Em 2002, um integrante da carreira do ciclo de gestão do Poder Executivo Federal tinha uma remuneração equivalente a cerca de 4200 reais, um auditor da Receita Federal recebia aproximadamente 4500 reais, um consultor legislativo da Câmara dos Deputados auferia 3600 reais e um juiz federal, pouco mais de 10 mil reais. Em  2014, as duas primeiras carreiras possuem vencimentos iniciais da ordem de 14 mil reais, os consultores ganham mais de 25 mil reais e os juízes substitutos auferem algo como 23 mil reais. O abismo entre a elite do Judiciário e a do Executivo ainda é grande, mas certamente é muito menor do que há 12 anos, caindo de mais de três vezes de diferença para uma vez e meia. No caso do Legislativo, então, não há mais o que falar em termos de disparidade salarial, pelo contrário.
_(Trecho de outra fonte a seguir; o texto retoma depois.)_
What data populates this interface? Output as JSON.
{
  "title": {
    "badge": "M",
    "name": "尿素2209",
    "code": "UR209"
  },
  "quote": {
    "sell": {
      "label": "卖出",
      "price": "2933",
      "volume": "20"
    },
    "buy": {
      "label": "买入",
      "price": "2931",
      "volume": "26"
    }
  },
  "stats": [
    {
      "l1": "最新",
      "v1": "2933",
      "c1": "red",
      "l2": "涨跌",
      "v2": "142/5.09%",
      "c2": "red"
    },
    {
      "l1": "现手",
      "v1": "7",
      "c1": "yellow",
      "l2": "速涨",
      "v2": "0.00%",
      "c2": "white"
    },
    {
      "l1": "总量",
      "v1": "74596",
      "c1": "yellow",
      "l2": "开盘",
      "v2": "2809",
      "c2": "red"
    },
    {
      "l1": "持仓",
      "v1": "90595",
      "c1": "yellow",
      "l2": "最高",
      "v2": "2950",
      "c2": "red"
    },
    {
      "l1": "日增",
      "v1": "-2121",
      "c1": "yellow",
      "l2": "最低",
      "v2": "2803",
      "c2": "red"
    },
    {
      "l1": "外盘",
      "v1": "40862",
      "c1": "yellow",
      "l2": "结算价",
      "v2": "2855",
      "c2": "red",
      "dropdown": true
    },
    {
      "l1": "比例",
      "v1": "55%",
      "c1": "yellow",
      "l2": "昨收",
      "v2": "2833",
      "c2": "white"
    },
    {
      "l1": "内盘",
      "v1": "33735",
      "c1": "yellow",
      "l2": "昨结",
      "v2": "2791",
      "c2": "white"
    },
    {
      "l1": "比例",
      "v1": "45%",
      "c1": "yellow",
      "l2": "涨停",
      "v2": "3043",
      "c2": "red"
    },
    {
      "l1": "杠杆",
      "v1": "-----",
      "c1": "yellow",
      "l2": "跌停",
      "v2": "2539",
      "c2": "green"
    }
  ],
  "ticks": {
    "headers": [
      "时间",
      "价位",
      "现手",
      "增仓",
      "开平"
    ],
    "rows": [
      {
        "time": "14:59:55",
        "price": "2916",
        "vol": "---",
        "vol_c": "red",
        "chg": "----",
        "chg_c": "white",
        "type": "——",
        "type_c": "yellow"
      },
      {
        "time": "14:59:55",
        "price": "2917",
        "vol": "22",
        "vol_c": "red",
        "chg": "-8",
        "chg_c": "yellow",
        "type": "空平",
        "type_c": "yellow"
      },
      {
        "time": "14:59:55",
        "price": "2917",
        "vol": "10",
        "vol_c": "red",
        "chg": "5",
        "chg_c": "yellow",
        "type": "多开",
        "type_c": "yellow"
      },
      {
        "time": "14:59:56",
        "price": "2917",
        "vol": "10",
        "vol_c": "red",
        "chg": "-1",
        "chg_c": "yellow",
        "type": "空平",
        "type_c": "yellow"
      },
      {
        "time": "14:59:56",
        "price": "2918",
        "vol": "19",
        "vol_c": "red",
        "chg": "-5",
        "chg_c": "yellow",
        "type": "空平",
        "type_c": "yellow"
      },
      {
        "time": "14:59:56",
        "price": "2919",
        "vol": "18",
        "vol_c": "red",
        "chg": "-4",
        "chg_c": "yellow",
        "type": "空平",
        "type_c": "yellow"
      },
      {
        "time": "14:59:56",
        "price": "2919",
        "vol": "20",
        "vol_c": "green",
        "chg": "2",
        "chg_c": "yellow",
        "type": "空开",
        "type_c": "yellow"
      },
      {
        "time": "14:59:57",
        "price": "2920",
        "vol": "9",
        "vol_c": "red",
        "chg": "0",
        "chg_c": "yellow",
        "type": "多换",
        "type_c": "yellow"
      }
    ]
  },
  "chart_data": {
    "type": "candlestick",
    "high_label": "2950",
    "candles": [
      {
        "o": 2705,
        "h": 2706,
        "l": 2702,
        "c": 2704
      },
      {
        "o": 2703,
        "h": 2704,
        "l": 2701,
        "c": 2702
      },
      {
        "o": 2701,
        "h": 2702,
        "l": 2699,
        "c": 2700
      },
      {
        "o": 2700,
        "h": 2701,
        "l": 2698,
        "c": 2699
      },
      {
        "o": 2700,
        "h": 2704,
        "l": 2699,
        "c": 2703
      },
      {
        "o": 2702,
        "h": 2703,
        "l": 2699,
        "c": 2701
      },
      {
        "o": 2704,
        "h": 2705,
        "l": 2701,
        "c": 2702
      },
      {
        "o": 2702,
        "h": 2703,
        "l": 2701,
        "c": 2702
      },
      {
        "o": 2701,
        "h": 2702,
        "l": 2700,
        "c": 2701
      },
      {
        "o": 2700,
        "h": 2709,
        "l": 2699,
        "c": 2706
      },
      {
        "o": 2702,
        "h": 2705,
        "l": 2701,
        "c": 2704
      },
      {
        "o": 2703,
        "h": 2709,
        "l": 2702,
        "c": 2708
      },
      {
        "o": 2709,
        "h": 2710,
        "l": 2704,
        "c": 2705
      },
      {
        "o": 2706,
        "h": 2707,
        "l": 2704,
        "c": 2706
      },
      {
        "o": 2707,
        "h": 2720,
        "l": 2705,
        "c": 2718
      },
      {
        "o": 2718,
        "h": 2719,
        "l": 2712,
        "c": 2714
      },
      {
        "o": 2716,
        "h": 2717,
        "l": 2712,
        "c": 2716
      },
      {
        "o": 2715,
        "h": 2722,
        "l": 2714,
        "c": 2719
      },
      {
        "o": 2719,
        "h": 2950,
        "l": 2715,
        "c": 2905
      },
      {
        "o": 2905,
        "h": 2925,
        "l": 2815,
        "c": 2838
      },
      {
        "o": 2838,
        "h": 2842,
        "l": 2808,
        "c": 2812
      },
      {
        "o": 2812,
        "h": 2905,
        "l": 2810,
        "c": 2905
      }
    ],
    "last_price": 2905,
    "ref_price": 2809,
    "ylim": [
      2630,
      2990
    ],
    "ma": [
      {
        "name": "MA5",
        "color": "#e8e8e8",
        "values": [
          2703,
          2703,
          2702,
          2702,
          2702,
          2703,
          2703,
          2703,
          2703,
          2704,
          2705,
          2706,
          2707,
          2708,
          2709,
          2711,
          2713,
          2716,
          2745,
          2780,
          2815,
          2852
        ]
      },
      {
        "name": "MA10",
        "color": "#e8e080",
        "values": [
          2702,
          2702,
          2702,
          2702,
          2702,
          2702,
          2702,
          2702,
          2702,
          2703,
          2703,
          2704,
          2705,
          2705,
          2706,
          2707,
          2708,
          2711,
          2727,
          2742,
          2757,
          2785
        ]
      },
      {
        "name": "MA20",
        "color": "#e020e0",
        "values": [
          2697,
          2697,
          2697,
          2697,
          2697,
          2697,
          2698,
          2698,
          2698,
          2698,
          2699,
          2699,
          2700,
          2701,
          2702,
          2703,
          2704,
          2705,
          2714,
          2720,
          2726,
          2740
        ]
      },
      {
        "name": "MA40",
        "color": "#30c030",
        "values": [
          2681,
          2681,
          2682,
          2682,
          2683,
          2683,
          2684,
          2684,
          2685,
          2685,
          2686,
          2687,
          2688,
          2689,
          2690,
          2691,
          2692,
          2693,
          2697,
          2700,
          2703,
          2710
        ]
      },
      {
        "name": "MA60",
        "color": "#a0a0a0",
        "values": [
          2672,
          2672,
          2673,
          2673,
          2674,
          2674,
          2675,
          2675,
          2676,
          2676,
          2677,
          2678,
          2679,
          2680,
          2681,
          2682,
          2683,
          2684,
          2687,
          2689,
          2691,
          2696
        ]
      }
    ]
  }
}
De fato, um expressivo processo de valorização salarial beneficiou consideravelmente algumas das carreiras de Estado durante os governos de Lula e Dilma Rousseff. Não há o que dizer, é claro, em termos da não-valorização dos magistrados – seu salário é um feito constitucional, uma proxy necessária do teto constitucional (90% do teto). O ponto é, contudo, que a distância entre juízes e as demais carreiras diminuiu expressivamente (talvez uma novidade histórica sem precedentes na realidade bacharelesca brasileira), reduzindo o sentido de agrupamento exclusivo, de elite, que sempre foi socialmente alimentado sobre aqueles desde os períodos imperiais.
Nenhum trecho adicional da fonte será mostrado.